As aulas ainda agora começaram mas já são muitos os pais que procuram explicações para os filhos. Apesar do tema ainda ser controverso, a psicóloga Sílvia Botelho garantiu, em entrevista à TVI, que é “demasiado cedo” para procurar auxílio nos estudos, mesmo para quem queira lutar por uma média final alta.

“Tudo o que é em demasiado só vai prejudicar. Vai ser contraproducente”, afirmou a psicóloga. “Quem precisa de explicações aqui se calhar são os pais, porque ainda é muito cedo”.

“Os pais começam a procurar as explicações muito antes, mesmo nas férias querem que os filhos comecem a estudar demasiado. A verdade é que devemos ter explicações quando há necessidade para isso. Coloca-se aqui a questão da competitividade, o querer ser melhor do que os outros”.
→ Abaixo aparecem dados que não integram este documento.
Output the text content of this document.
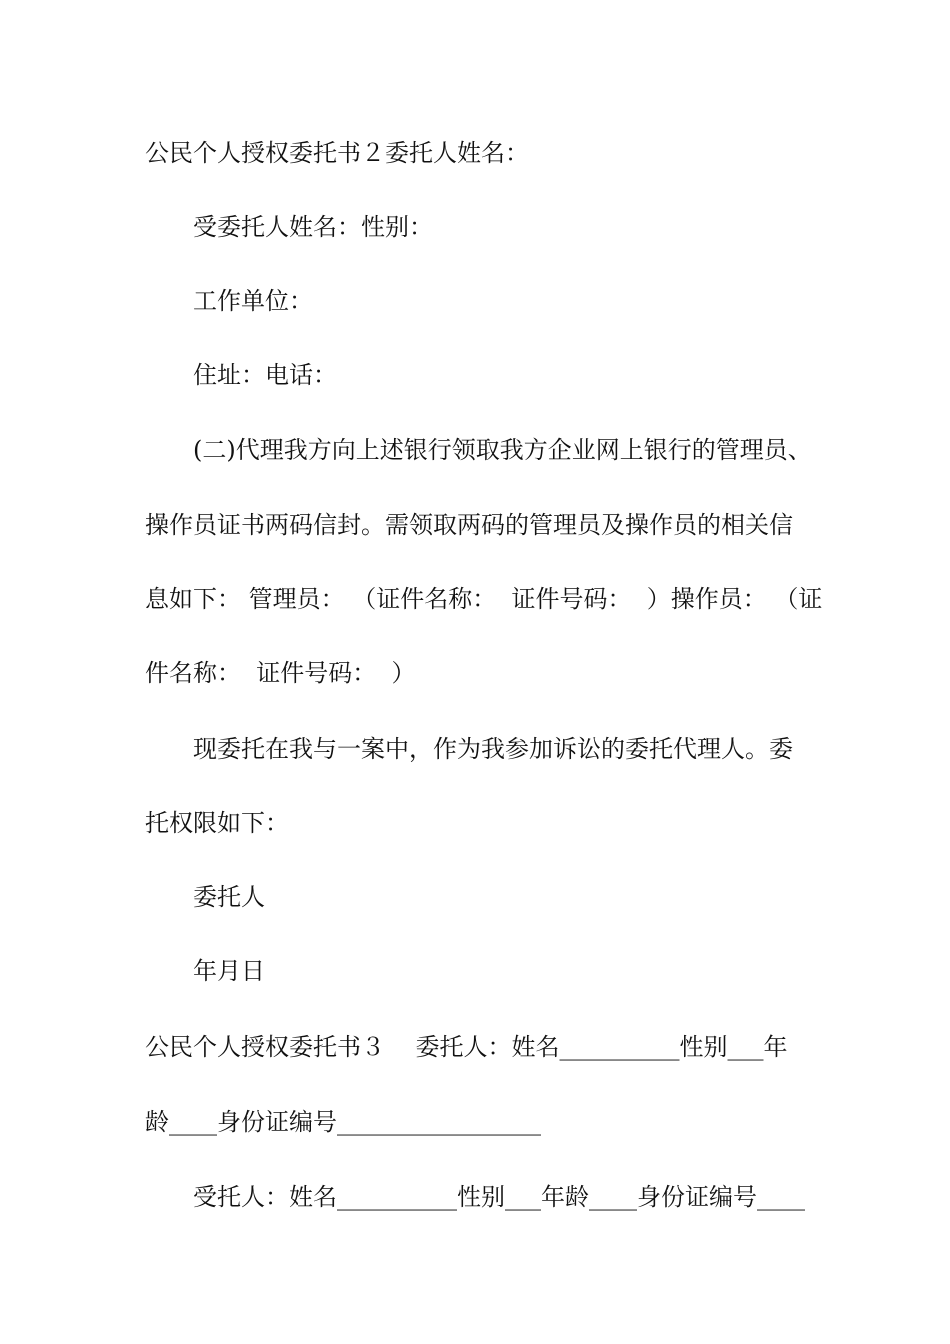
公民个人授权委托书２委托人姓名：
受委托人姓名：性别：
工作单位：
住址：电话：
(二)代理我方向上述银行领取我方企业网上银行的管理员、
操作员证书两码信封。需领取两码的管理员及操作员的相关信
息如下： 管理员： （证件名称：  证件号码：  ）操作员： （证
件名称：  证件号码：  ）
现委托在我与一案中，作为我参加诉讼的委托代理人。委
托权限如下：
委托人
年月日
公民个人授权委托书３    委托人：姓名__________性别___年
龄____身份证编号_________________
受托人：姓名__________性别___年龄____身份证编号____
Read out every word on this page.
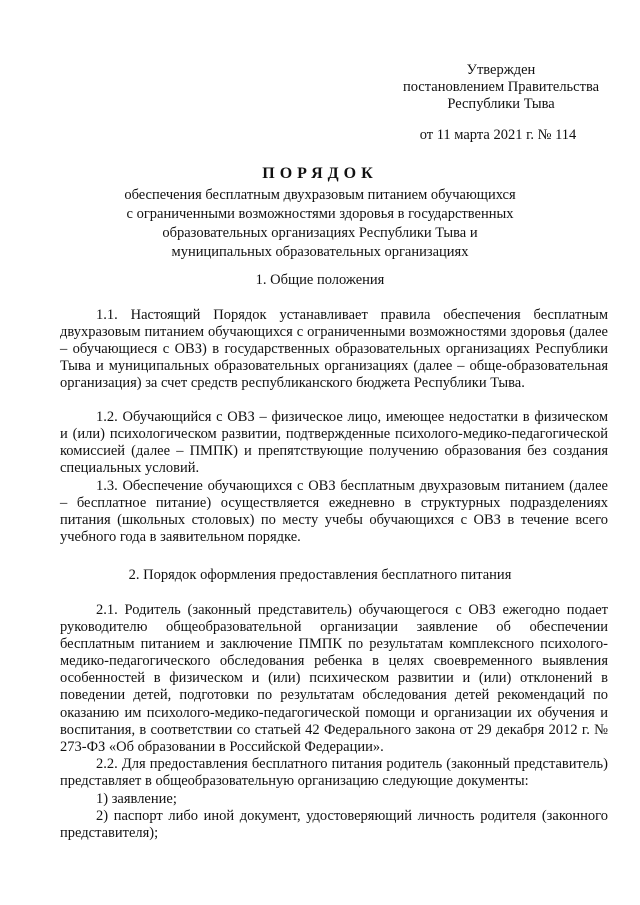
Утвержден
постановлением Правительства
Республики Тыва
от 11 марта 2021 г. № 114
ПОРЯДОК
обеспечения бесплатным двухразовым питанием обучающихся
с ограниченными возможностями здоровья в государственных
образовательных организациях Республики Тыва и
муниципальных образовательных организациях
1. Общие положения

1.1. Настоящий Порядок устанавливает правила обеспечения бесплатным двухразовым питанием обучающихся с ограниченными возможностями здоровья (далее – обучающиеся с ОВЗ) в государственных образовательных организациях Республики Тыва и муниципальных образовательных организациях (далее – обще-образовательная организация) за счет средств республиканского бюджета Республики Тыва.

1.2. Обучающийся с ОВЗ – физическое лицо, имеющее недостатки в физическом и (или) психологическом развитии, подтвержденные психолого-медико-педагогической комиссией (далее – ПМПК) и препятствующие получению образования без создания специальных условий.

1.3. Обеспечение обучающихся с ОВЗ бесплатным двухразовым питанием (далее – бесплатное питание) осуществляется ежедневно в структурных подразделениях питания (школьных столовых) по месту учебы обучающихся с ОВЗ в течение всего учебного года в заявительном порядке.

2. Порядок оформления предоставления бесплатного питания

2.1. Родитель (законный представитель) обучающегося с ОВЗ ежегодно подает руководителю общеобразовательной организации заявление об обеспечении бесплатным питанием и заключение ПМПК по результатам комплексного психолого-медико-педагогического обследования ребенка в целях своевременного выявления особенностей в физическом и (или) психическом развитии и (или) отклонений в поведении детей, подготовки по результатам обследования детей рекомендаций по оказанию им психолого-медико-педагогической помощи и организации их обучения и воспитания, в соответствии со статьей 42 Федерального закона от 29 декабря 2012 г. № 273-ФЗ «Об образовании в Российской Федерации».

2.2. Для предоставления бесплатного питания родитель (законный представитель) представляет в общеобразовательную организацию следующие документы:

1) заявление;

2) паспорт либо иной документ, удостоверяющий личность родителя (законного представителя);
A médica acredita que têm de ser os adultos a perceber que a pressão colocada nas crianças e nos jovens em idade escolar pode estimular a competitividade, mas esta pode não trazer bons resultados. A pressão pode levar ao medo de falhar e a diversas perturbações da ansiedade, que são cada vez mais comuns nos consultórios, porque “o perfeccionismo cria frustração e infelicidade”.

Sílvia Botelho acrescentou também que é importante treinar os filhos para “ganhar e para perder”, porque muitas crianças podem “fazer birras” e sentir-se culpadas por estarem frustradas com os maus resultados.

Para além disto, a pressão para ser bem-sucedido às áreas a português, matemática e físico-química, que são também as matérias mais procuradas para ajuda extracurricular, pode levar também a sentimentos negativos. As notas também não determinam o sucesso laboral.

“Cada pessoa tem as suas mais-valias. Há pessoas que são boas a português, outras a matemática. Mas há pessoas que são criativas, são sensíveis. Às vezes uma pessoa ter boas notas não significa que vai ser um bom profissional”.


A psicóloga ressalva que há outras formas de estimular a competitividade, “a partir de jogos e brincadeiras”. Os adultos têm de perceber que “mais importante do que tirar boas notas na escola é educar para ter valores e princípios”.